La Rochelle (AFP) – La ministre de l’Ecologie, Ségolène Royal, a affirmé à l’AFP, samedi à La Rochelle, qu’elle avait pris elle-même la décision d’abandonner le projet de l’autoroute A831 devant relier Rochefort (Charente-Maritime) à Fontenay-le-Comte (Vendée), assumant ce choix dénoncé par les élus locaux, de droite comme de gauche.

« Pourquoi s’en prendre à François Hollande ou Manuel Valls? », a-t-elle déclaré. « Cela a été réglé à mon niveau (au ministère de l’Ecologie) et j’assume cette responsabilité », a précisé la ministre socialiste, à l’intention des élus qui avaient attribué cette décision aux chefs de l’Etat, François Hollande, et du gouvernement, Manuel Valls.

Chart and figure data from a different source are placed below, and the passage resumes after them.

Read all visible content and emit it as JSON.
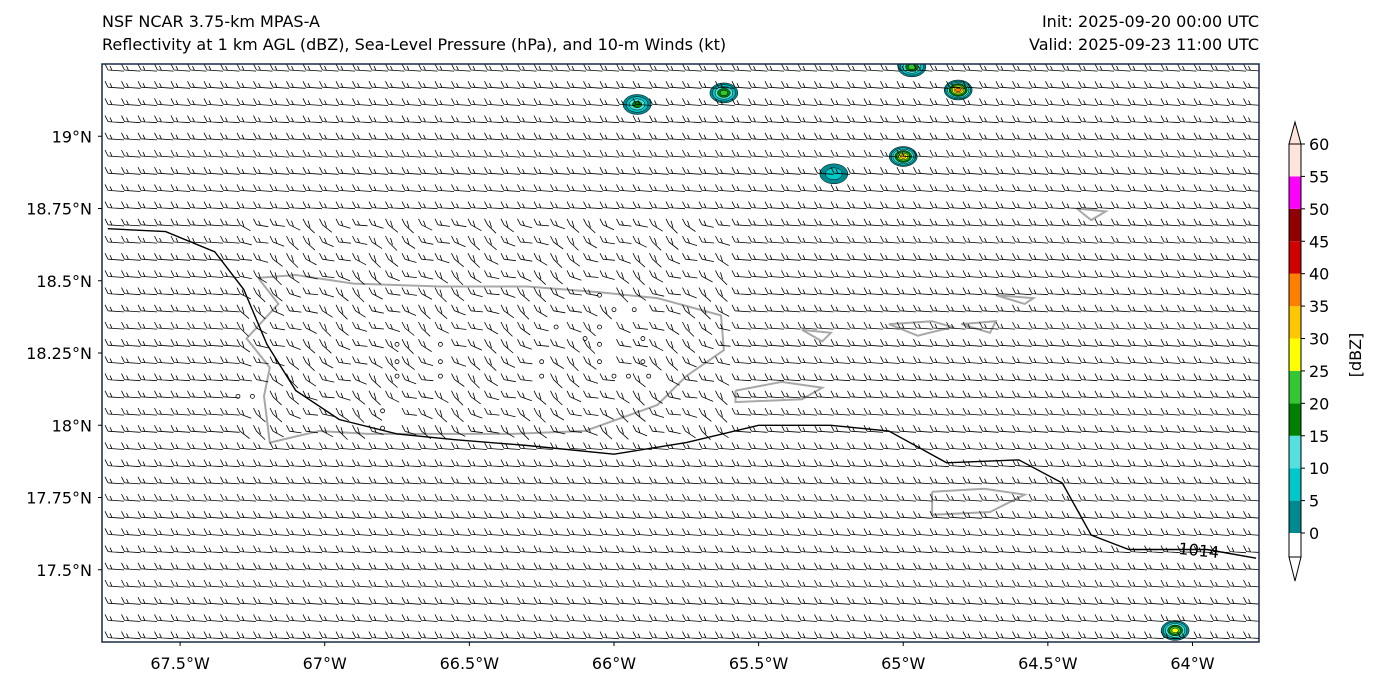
{
  "title": {
    "left_line1": "NSF NCAR 3.75-km MPAS-A",
    "left_line2": "Reflectivity at 1 km AGL (dBZ), Sea-Level Pressure (hPa), and 10-m Winds (kt)",
    "right_line1": "Init: 2025-09-20 00:00 UTC",
    "right_line2": "Valid: 2025-09-23 11:00 UTC"
  },
  "map": {
    "extent": {
      "lon_min": -67.77,
      "lon_max": -63.77,
      "lat_min": 17.25,
      "lat_max": 19.25
    },
    "lon_ticks": [
      {
        "value": -67.5,
        "label": "67.5°W"
      },
      {
        "value": -67.0,
        "label": "67°W"
      },
      {
        "value": -66.5,
        "label": "66.5°W"
      },
      {
        "value": -66.0,
        "label": "66°W"
      },
      {
        "value": -65.5,
        "label": "65.5°W"
      },
      {
        "value": -65.0,
        "label": "65°W"
      },
      {
        "value": -64.5,
        "label": "64.5°W"
      },
      {
        "value": -64.0,
        "label": "64°W"
      }
    ],
    "lat_ticks": [
      {
        "value": 19.0,
        "label": "19°N"
      },
      {
        "value": 18.75,
        "label": "18.75°N"
      },
      {
        "value": 18.5,
        "label": "18.5°N"
      },
      {
        "value": 18.25,
        "label": "18.25°N"
      },
      {
        "value": 18.0,
        "label": "18°N"
      },
      {
        "value": 17.75,
        "label": "17.75°N"
      },
      {
        "value": 17.5,
        "label": "17.5°N"
      }
    ],
    "isobar_label": "1014",
    "isobar": [
      [
        -67.75,
        18.68
      ],
      [
        -67.55,
        18.67
      ],
      [
        -67.38,
        18.6
      ],
      [
        -67.28,
        18.47
      ],
      [
        -67.2,
        18.28
      ],
      [
        -67.1,
        18.12
      ],
      [
        -66.95,
        18.02
      ],
      [
        -66.75,
        17.97
      ],
      [
        -66.55,
        17.95
      ],
      [
        -66.3,
        17.93
      ],
      [
        -66.0,
        17.9
      ],
      [
        -65.75,
        17.94
      ],
      [
        -65.5,
        18.0
      ],
      [
        -65.25,
        18.0
      ],
      [
        -65.05,
        17.98
      ],
      [
        -64.85,
        17.87
      ],
      [
        -64.6,
        17.88
      ],
      [
        -64.45,
        17.8
      ],
      [
        -64.35,
        17.62
      ],
      [
        -64.22,
        17.57
      ],
      [
        -63.95,
        17.57
      ],
      [
        -63.78,
        17.54
      ]
    ],
    "coast_puerto_rico": [
      [
        -67.23,
        18.51
      ],
      [
        -67.1,
        18.52
      ],
      [
        -66.9,
        18.49
      ],
      [
        -66.6,
        18.48
      ],
      [
        -66.3,
        18.48
      ],
      [
        -66.05,
        18.46
      ],
      [
        -65.85,
        18.44
      ],
      [
        -65.63,
        18.38
      ],
      [
        -65.62,
        18.26
      ],
      [
        -65.75,
        18.17
      ],
      [
        -65.85,
        18.07
      ],
      [
        -66.1,
        17.98
      ],
      [
        -66.35,
        17.97
      ],
      [
        -66.6,
        17.97
      ],
      [
        -66.85,
        17.97
      ],
      [
        -67.02,
        17.98
      ],
      [
        -67.19,
        17.94
      ],
      [
        -67.21,
        18.1
      ],
      [
        -67.19,
        18.2
      ],
      [
        -67.27,
        18.3
      ],
      [
        -67.16,
        18.42
      ],
      [
        -67.23,
        18.51
      ]
    ],
    "coast_vieques": [
      [
        -65.58,
        18.12
      ],
      [
        -65.42,
        18.15
      ],
      [
        -65.28,
        18.13
      ],
      [
        -65.35,
        18.09
      ],
      [
        -65.58,
        18.08
      ],
      [
        -65.58,
        18.12
      ]
    ],
    "coast_culebra": [
      [
        -65.35,
        18.33
      ],
      [
        -65.25,
        18.32
      ],
      [
        -65.28,
        18.29
      ],
      [
        -65.35,
        18.33
      ]
    ],
    "coast_st_thomas": [
      [
        -65.05,
        18.35
      ],
      [
        -64.9,
        18.36
      ],
      [
        -64.83,
        18.34
      ],
      [
        -64.95,
        18.31
      ],
      [
        -65.05,
        18.35
      ]
    ],
    "coast_st_john": [
      [
        -64.8,
        18.35
      ],
      [
        -64.68,
        18.36
      ],
      [
        -64.7,
        18.32
      ],
      [
        -64.8,
        18.35
      ]
    ],
    "coast_tortola": [
      [
        -64.68,
        18.45
      ],
      [
        -64.55,
        18.44
      ],
      [
        -64.58,
        18.42
      ],
      [
        -64.68,
        18.45
      ]
    ],
    "coast_anegada": [
      [
        -64.4,
        18.75
      ],
      [
        -64.3,
        18.74
      ],
      [
        -64.35,
        18.71
      ],
      [
        -64.4,
        18.75
      ]
    ],
    "coast_st_croix": [
      [
        -64.9,
        17.77
      ],
      [
        -64.72,
        17.78
      ],
      [
        -64.58,
        17.76
      ],
      [
        -64.7,
        17.7
      ],
      [
        -64.9,
        17.69
      ],
      [
        -64.9,
        17.77
      ]
    ],
    "reflectivity_cells": [
      {
        "lon": -65.92,
        "lat": 19.11,
        "dbz": 20
      },
      {
        "lon": -65.62,
        "lat": 19.15,
        "dbz": 25
      },
      {
        "lon": -64.81,
        "lat": 19.16,
        "dbz": 40
      },
      {
        "lon": -64.97,
        "lat": 19.24,
        "dbz": 25
      },
      {
        "lon": -65.0,
        "lat": 18.93,
        "dbz": 35
      },
      {
        "lon": -65.24,
        "lat": 18.87,
        "dbz": 12
      },
      {
        "lon": -64.06,
        "lat": 17.29,
        "dbz": 30
      }
    ],
    "calm_points": [
      [
        -67.3,
        18.1
      ],
      [
        -67.25,
        18.1
      ],
      [
        -66.75,
        18.28
      ],
      [
        -66.75,
        18.22
      ],
      [
        -66.75,
        18.17
      ],
      [
        -66.6,
        18.28
      ],
      [
        -66.6,
        18.22
      ],
      [
        -66.6,
        18.17
      ],
      [
        -66.25,
        18.22
      ],
      [
        -66.25,
        18.17
      ],
      [
        -66.05,
        18.45
      ],
      [
        -66.0,
        18.4
      ],
      [
        -66.05,
        18.34
      ],
      [
        -66.05,
        18.28
      ],
      [
        -66.05,
        18.22
      ],
      [
        -66.0,
        18.17
      ],
      [
        -65.93,
        18.4
      ],
      [
        -65.9,
        18.3
      ],
      [
        -65.9,
        18.22
      ],
      [
        -65.95,
        18.17
      ],
      [
        -65.88,
        18.17
      ],
      [
        -66.1,
        18.3
      ],
      [
        -66.8,
        18.05
      ],
      [
        -66.8,
        17.99
      ],
      [
        -66.2,
        18.34
      ]
    ]
  },
  "colorbar": {
    "label": "[dBZ]",
    "levels": [
      "0",
      "5",
      "10",
      "15",
      "20",
      "25",
      "30",
      "35",
      "40",
      "45",
      "50",
      "55",
      "60"
    ],
    "colors": [
      "#ffffff",
      "#00898f",
      "#00c8c8",
      "#55e0e0",
      "#008000",
      "#33c733",
      "#ffff00",
      "#ffc800",
      "#ff8000",
      "#d00000",
      "#900000",
      "#ff00ff",
      "#ffe4dc"
    ]
  }
}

« C’est fini le temps de celui qui impose quelque chose alors que la population n’en veut pas », a ajouté Mme Royal, soulignant que ce projet « n’est pas rentable ». Le coût du projet est estimé à « 900 millions d’euros, plus les compensations de déficits qu’il faudrait verser à l’exploitant », a fait valoir la ministre.

Le président du Conseil départemental de Charente-Maritime, Dominique Bussereau (Les Républicains), avait dénoncé lundi les « conséquences graves » de l’abandon du projet. Il y aura des « conséquences graves » pour l’aménagement du territoire, avait prévenu l’ex-secrétaire d’Etat aux transports. Il avait également menacé de boycotter les visites ministérielles dans son département.

Le député PS de Charente-Maritime, Olivier Falorni — tombeur de Ségolène Royal, aux législatives de 2012 — et le maire de La Rochelle, Jean-François Fountaine (DVG), ont eux aussi fustigé cette décision. « La Rochelle va rester un grand port relié par une petite route », a déploré M. Falorni.

Jean-François Fountaine envisage quant à lui de demander des réparations à l’Etat. « Que ceux qui disent qu’il existe des alternatives à l’A831 les donnent », a-t-il dit. « On plie à la volonté d’une personne », a-t-il ajouté, visant la ministre de l’Ecologie et ex-présidente de la Région Poitou-Charentes, ouvertement opposée à ce projet.

Le député PS de Vendée Hugues Fourage a pour sa part affirmé, le 3 juillet, que François Hollande s’était « finalement » prononcé contre la prorogation de la déclaration d’utilité publique du projet d’autoroute, « enterrant » ainsi le projet.

De son côté, Manuel Valls avait annoncé en mars dernier le lancement d’un nouvel appel à candidatures d’entreprises et indiqué qu’il allait soumettre au Conseil d’Etat un décret visant à la prorogation de la déclaration d’utilité publique du projet.